Set Up Passwordless Authentication with AWS IAM
On this page
You can set up passwordless authentication for your AWS IAM users in the following ways:
- Configure AWS IAM roles to make username or password fields optional. In this scenario, each user presents the secret key for authentication. The user does not send the secret key over the wire to Atlas and the driver does not persist it. To learn more, see Set Up Passwordless Authentication with AWS IAM Roles.
- Use temporary credentials obtained with the AssumeRoleWithSAML API operation. In this scenario, you must integrate with an SSO provider, and have an IAM role that specifies your SAML IdP provider in its trust policy. To learn more, see Set Up Passwordless Authentication Using SAML.
Set Up Passwordless Authentication with AWS IAM Roles
You can set up a database user to use an AWS IAM user ARN for
authentication. You can connect to your database using mongosh
and drivers and authenticate using your AWS IAM user ARN.
Using AWS IAM role reduces the number of authentication mechanisms
and number of secrets to manage. You can configure AWS IAM to not
require a username or password to authenticate, thus making it a
passwordless mechanism. The secret key that you use instead for
authentication is not sent over the wire to Atlas and is not
persisted by the driver, thus making AWS IAM suitable for even the
most sensitive situations.
For AWS Lambda and HTTP (ECS and EC2), drivers automatically read from the environment variables. For AWS EKS, you must manually assign the IAM role.
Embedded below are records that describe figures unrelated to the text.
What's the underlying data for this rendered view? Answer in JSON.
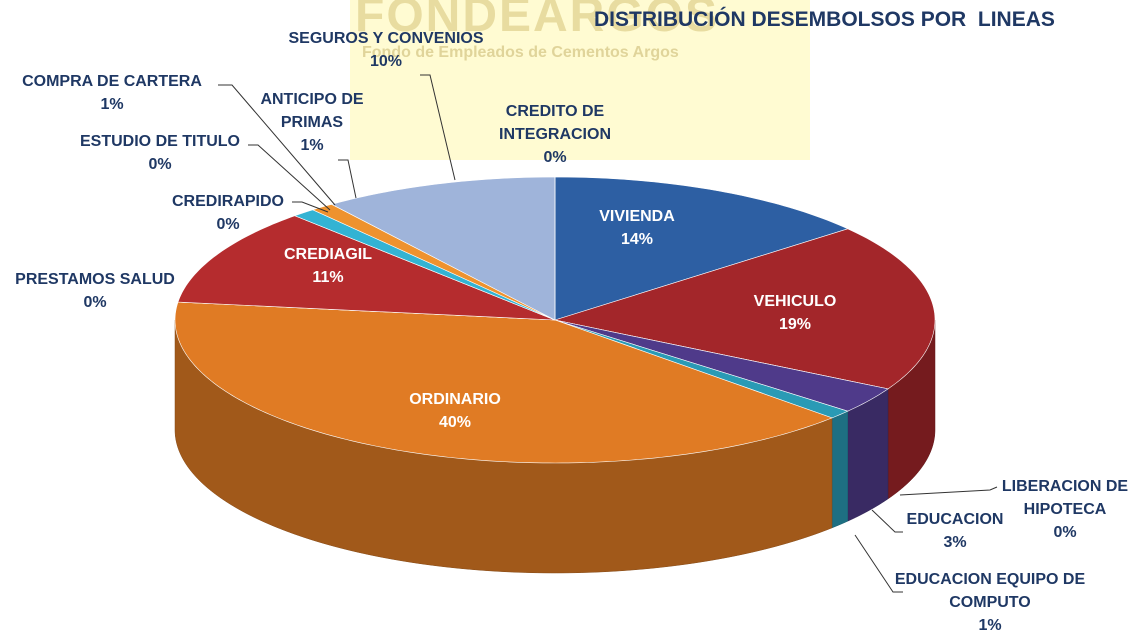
{
  "chart_data": {
    "type": "pie3d",
    "title": "DISTRIBUCIÓN DESEMBOLSOS POR  LINEAS",
    "watermark": {
      "title": "FONDEARGOS",
      "subtitle": "Fondo de Empleados de Cementos Argos"
    },
    "categories": [
      "VIVIENDA",
      "VEHICULO",
      "LIBERACION DE HIPOTECA",
      "EDUCACION",
      "EDUCACION EQUIPO DE COMPUTO",
      "ORDINARIO",
      "PRESTAMOS SALUD",
      "CREDIAGIL",
      "CREDIRAPIDO",
      "ESTUDIO DE TITULO",
      "COMPRA DE CARTERA",
      "ANTICIPO DE PRIMAS",
      "SEGUROS Y CONVENIOS",
      "CREDITO DE INTEGRACION"
    ],
    "values": [
      14,
      19,
      0,
      3,
      1,
      40,
      0,
      11,
      0,
      0,
      1,
      1,
      10,
      0
    ],
    "value_labels": [
      "14%",
      "19%",
      "0%",
      "3%",
      "1%",
      "40%",
      "0%",
      "11%",
      "0%",
      "0%",
      "1%",
      "1%",
      "10%",
      "0%"
    ],
    "colors": [
      "#2d5fa3",
      "#a3262a",
      "#6a5aa8",
      "#4f3a8a",
      "#2a9ab5",
      "#e07b24",
      "#8fa0b8",
      "#b52c2e",
      "#7aa7d6",
      "#9bbb59",
      "#33b3d3",
      "#ee922e",
      "#9fb4da",
      "#c9d3e8"
    ]
  }
}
This page describes how AWS Lambda, AWS ECS, and AWS EKS can connect using an AWS IAM role.
You must assign an IAM role to Lambda, EC2, ECS, or EKS in the AWS console.
AWS Lambda
AWS Lambda passes information to functions through the following environment variables if you assign an execution role to the lambda function:
AWS_ACCESS_KEY_ID
AWS_SECRET_ACCESS_KEY
AWS_SESSION_TOKEN
To learn more about these environment variables, see Using AWS Lambda environment variables.
AWS ECS
AWS ECS gets the credentials from the following URI:
http://169.254.170.2 + AWS_CONTAINER_CREDENTIALS_RELATIVE_URI
AWS_CONTAINER_CREDENTIALS_RELATIVE_URI
is an environment variable.
To learn more, see IAM Roles for Tasks.
AWS EC2 gets the credentials from Instance Metadata Service V2 at the following URL:
http://169.254.169.254/latest/meta-data/iam/security-credentials/
To learn more, see Launch an instance with an IAM role.
AWS EKS
For AWS EKS, you must first assign the IAM role to your pod to set up the following environment variables in that pod:
AWS_WEB_IDENTITY_TOKEN_FILE
- contains the path to the web identity token file.AWS_ROLE_ARN
- contains the IAM role that you want to use to connect to your database deployment.
For information on assigning an IAM role to your pod, see the AWS documentation.
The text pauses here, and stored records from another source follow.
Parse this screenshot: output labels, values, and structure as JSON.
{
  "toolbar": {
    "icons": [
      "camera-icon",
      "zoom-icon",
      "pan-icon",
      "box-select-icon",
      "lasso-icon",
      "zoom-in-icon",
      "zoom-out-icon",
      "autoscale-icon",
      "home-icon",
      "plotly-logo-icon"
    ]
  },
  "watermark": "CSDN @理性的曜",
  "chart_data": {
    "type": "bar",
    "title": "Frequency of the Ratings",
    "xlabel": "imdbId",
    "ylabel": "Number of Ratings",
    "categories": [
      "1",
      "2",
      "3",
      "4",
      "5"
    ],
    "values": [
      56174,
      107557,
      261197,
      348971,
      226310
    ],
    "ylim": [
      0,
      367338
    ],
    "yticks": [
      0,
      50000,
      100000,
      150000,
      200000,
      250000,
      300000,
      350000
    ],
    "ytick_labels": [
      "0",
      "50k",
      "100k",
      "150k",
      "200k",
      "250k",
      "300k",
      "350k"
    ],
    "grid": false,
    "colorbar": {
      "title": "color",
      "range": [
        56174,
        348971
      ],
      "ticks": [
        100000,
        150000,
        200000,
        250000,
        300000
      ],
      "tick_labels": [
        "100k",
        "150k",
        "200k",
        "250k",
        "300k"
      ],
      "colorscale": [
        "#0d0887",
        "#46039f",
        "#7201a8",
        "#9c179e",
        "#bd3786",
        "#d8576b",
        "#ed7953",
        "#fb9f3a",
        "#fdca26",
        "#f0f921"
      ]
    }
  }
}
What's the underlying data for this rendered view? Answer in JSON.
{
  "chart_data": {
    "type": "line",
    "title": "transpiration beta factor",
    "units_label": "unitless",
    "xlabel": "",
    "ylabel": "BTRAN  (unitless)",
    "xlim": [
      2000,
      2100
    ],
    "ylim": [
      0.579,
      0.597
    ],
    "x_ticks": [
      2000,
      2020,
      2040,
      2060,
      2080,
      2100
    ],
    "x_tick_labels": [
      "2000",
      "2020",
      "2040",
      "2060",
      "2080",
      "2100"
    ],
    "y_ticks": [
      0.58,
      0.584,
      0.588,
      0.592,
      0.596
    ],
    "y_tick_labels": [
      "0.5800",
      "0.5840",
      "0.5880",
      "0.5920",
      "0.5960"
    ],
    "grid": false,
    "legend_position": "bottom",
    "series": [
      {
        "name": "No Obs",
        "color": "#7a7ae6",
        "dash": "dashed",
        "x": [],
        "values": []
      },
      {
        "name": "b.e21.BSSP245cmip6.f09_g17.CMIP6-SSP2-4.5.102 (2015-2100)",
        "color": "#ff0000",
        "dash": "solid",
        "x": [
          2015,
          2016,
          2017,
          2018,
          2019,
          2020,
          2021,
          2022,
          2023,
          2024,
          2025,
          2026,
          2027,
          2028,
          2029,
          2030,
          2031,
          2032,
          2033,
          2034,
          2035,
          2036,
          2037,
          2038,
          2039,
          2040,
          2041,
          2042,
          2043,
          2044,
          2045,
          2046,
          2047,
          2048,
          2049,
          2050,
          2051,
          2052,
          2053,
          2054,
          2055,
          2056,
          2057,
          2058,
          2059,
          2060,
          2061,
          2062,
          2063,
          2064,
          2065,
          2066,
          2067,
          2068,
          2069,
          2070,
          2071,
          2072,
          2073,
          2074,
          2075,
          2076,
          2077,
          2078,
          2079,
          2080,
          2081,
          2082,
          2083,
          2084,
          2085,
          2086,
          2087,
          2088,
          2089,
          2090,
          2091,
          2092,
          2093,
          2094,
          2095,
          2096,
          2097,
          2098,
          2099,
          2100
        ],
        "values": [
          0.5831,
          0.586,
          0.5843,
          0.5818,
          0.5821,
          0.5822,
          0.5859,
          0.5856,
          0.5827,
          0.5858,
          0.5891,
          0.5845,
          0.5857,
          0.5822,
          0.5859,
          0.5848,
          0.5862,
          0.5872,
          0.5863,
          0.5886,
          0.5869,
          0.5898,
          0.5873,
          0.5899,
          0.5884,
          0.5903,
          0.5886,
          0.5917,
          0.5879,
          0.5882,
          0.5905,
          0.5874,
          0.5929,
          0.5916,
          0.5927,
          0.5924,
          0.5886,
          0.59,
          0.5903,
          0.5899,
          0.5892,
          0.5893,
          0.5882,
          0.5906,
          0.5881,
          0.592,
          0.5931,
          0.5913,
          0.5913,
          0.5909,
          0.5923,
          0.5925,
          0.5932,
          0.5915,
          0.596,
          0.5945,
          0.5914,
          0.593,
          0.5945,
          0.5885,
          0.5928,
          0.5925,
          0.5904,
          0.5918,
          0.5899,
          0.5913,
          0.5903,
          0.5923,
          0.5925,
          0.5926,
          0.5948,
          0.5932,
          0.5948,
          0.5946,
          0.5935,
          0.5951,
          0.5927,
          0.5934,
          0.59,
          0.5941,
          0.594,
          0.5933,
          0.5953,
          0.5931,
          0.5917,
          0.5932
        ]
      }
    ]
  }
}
After you assign the IAM role to your pod, you must manually assume the IAM role to connect to your database deployment.
To assume the role manually:
Use the AWS SDK to call AssumeRoleWithWebIdentity.
Tip- Omit the
ProviderID
parameter. - Find the value of the
WebIdentityToken
parameter in the file described in your pod'sAWS_WEB_IDENTITY_TOKEN_FILE
environment variable.
- Omit the
- Pass the credentials that you received in the previous step to the MongoDB driver. See your driver's documentation for details.
Set Up Passwordless Authentication Using SAML
If you integrate your AWS IAM users with an IdP that relies on SAML authentication, you can use your enterprise's corporate SSO provider to:
- Access Atlas.
- Establish passwordless authentication for your MongoDB database user
to connect to Atlas.
mongosh
and MongoDB drivers may then use this database user to connect to Atlas.
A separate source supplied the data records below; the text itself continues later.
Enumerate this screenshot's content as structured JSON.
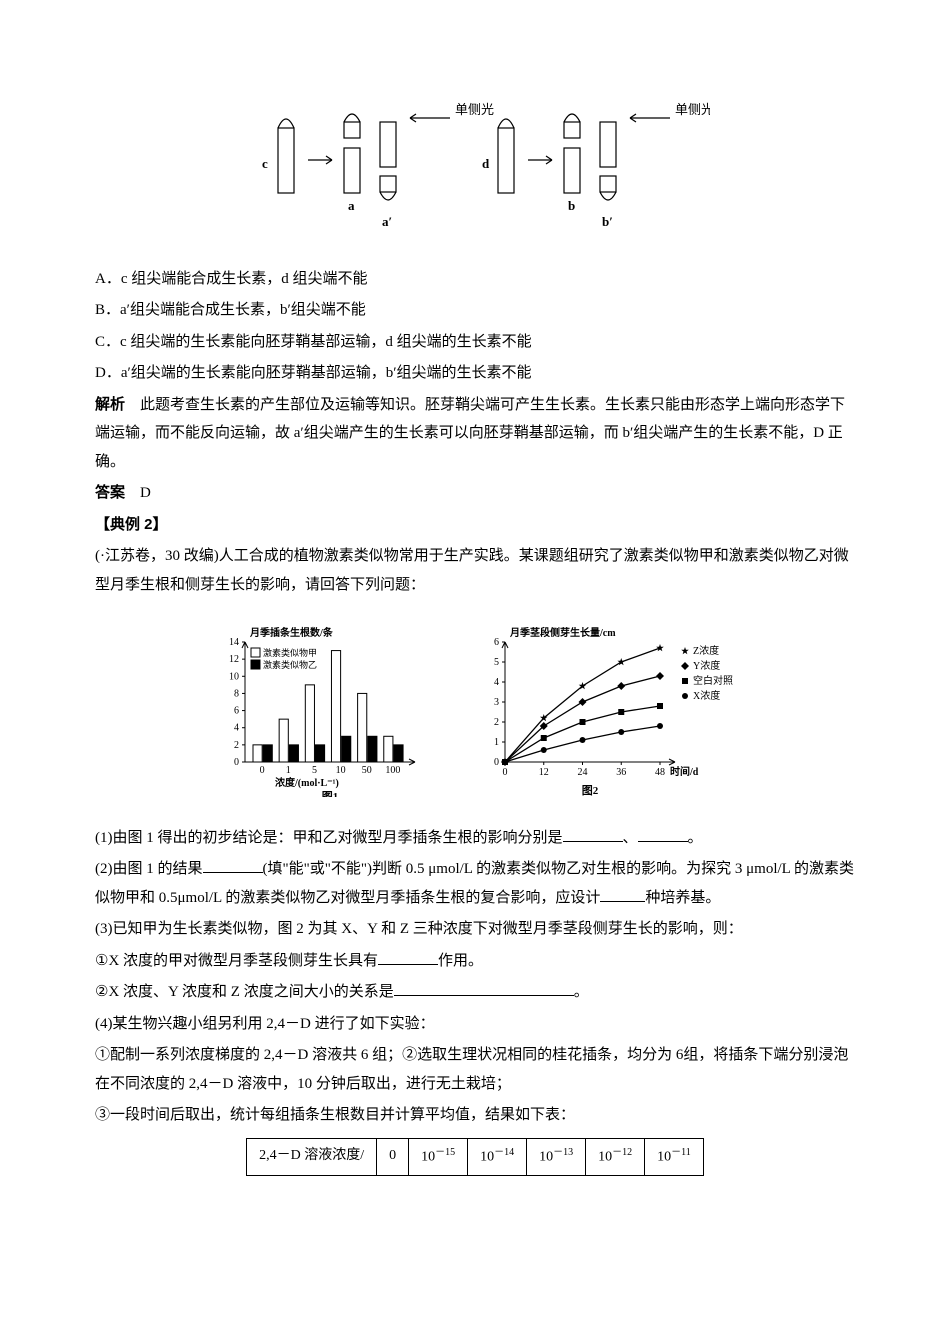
{
  "fig1_labels": {
    "light": "单侧光",
    "c": "c",
    "a": "a",
    "a2": "a′",
    "d": "d",
    "b": "b",
    "b2": "b′"
  },
  "options": {
    "A": "A．c 组尖端能合成生长素，d 组尖端不能",
    "B": "B．a′组尖端能合成生长素，b′组尖端不能",
    "C": "C．c 组尖端的生长素能向胚芽鞘基部运输，d 组尖端的生长素不能",
    "D": "D．a′组尖端的生长素能向胚芽鞘基部运输，b′组尖端的生长素不能"
  },
  "analysis_label": "解析",
  "analysis_text": "　此题考查生长素的产生部位及运输等知识。胚芽鞘尖端可产生生长素。生长素只能由形态学上端向形态学下端运输，而不能反向运输，故 a′组尖端产生的生长素可以向胚芽鞘基部运输，而 b′组尖端产生的生长素不能，D 正确。",
  "answer_label": "答案",
  "answer_text": "　D",
  "ex2_label": "【典例 2】",
  "ex2_intro": "(·江苏卷，30 改编)人工合成的植物激素类似物常用于生产实践。某课题组研究了激素类似物甲和激素类似物乙对微型月季生根和侧芽生长的影响，请回答下列问题：",
  "chart1": {
    "title": "月季插条生根数/条",
    "legend1": "激素类似物甲",
    "legend2": "激素类似物乙",
    "xlabel_line1": "浓度/(mol·L⁻¹)",
    "caption": "图1",
    "x_ticks": [
      "0",
      "1",
      "5",
      "10",
      "50",
      "100"
    ],
    "y_ticks": [
      "0",
      "2",
      "4",
      "6",
      "8",
      "10",
      "12",
      "14"
    ],
    "series_jia": [
      2,
      5,
      9,
      13,
      8,
      3
    ],
    "series_yi": [
      2,
      2,
      2,
      3,
      3,
      2
    ],
    "color_jia": "#ffffff",
    "color_yi": "#000000",
    "border": "#000000"
  },
  "chart2": {
    "title": "月季茎段侧芽生长量/cm",
    "legendZ": "Z浓度",
    "legendY": "Y浓度",
    "legendBlank": "空白对照",
    "legendX": "X浓度",
    "xlabel": "时间/d",
    "caption": "图2",
    "x_ticks": [
      "0",
      "12",
      "24",
      "36",
      "48"
    ],
    "y_ticks": [
      "0",
      "1",
      "2",
      "3",
      "4",
      "5",
      "6"
    ],
    "seriesZ": [
      0,
      2.2,
      3.8,
      5.0,
      5.7
    ],
    "seriesY": [
      0,
      1.8,
      3.0,
      3.8,
      4.3
    ],
    "seriesBlank": [
      0,
      1.2,
      2.0,
      2.5,
      2.8
    ],
    "seriesX": [
      0,
      0.6,
      1.1,
      1.5,
      1.8
    ],
    "colorZ": "#000",
    "colorY": "#000",
    "colorBlank": "#000",
    "colorX": "#000",
    "markerZ": "star",
    "markerY": "diamond",
    "markerBlank": "square",
    "markerX": "dot"
  },
  "q1_a": "(1)由图 1 得出的初步结论是：甲和乙对微型月季插条生根的影响分别是",
  "q1_b": "、",
  "q1_c": "。",
  "q2_a": "(2)由图 1 的结果",
  "q2_b": "(填\"能\"或\"不能\")判断 0.5 μmol/L 的激素类似物乙对生根的影响。为探究 3 μmol/L 的激素类似物甲和 0.5μmol/L 的激素类似物乙对微型月季插条生根的复合影响，应设计",
  "q2_c": "种培养基。",
  "q3_intro": "(3)已知甲为生长素类似物，图 2 为其 X、Y 和 Z 三种浓度下对微型月季茎段侧芽生长的影响，则：",
  "q3_1a": "①X 浓度的甲对微型月季茎段侧芽生长具有",
  "q3_1b": "作用。",
  "q3_2a": "②X 浓度、Y 浓度和 Z 浓度之间大小的关系是",
  "q3_2b": "。",
  "q4_intro": "(4)某生物兴趣小组另利用 2,4－D 进行了如下实验：",
  "q4_1": "①配制一系列浓度梯度的 2,4－D 溶液共 6 组；②选取生理状况相同的桂花插条，均分为 6组，将插条下端分别浸泡在不同浓度的 2,4－D 溶液中，10 分钟后取出，进行无土栽培；",
  "q4_3": "③一段时间后取出，统计每组插条生根数目并计算平均值，结果如下表：",
  "table": {
    "header": "2,4－D 溶液浓度/",
    "cols": [
      "0",
      "10⁻¹⁵",
      "10⁻¹⁴",
      "10⁻¹³",
      "10⁻¹²",
      "10⁻¹¹"
    ]
  },
  "blank_widths": {
    "w60": 60,
    "w50": 50,
    "w45": 45,
    "w180": 180
  }
}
For this MongoDB database user, you can use temporary security credentials that you obtain with the AssumeRoleWithSAML API operation.
In this scenario, you must already have:
- A SAML SSO provider configured.
- An existing IdP role that specifies your SAML IdP provider in its trust policy.
The following steps show how to set up passwordless authentication for a MongoDB database user. To learn more, use the links for each stage in the workflow.
To set up passwordless authentication for your MongoDB database user when your enterprise uses an SSO provider with SAML and integrates with AWS IAM:
- Create a role to delegate permissions to an IAM user.
- Request temporary security credentials from the delegated role. The AWS Security Token Service creates temporary security credentials when you call the AssumeRoleWithSAML API operation.
- Use your temporary API key, access key, and token to authenticate with Atlas database deployments.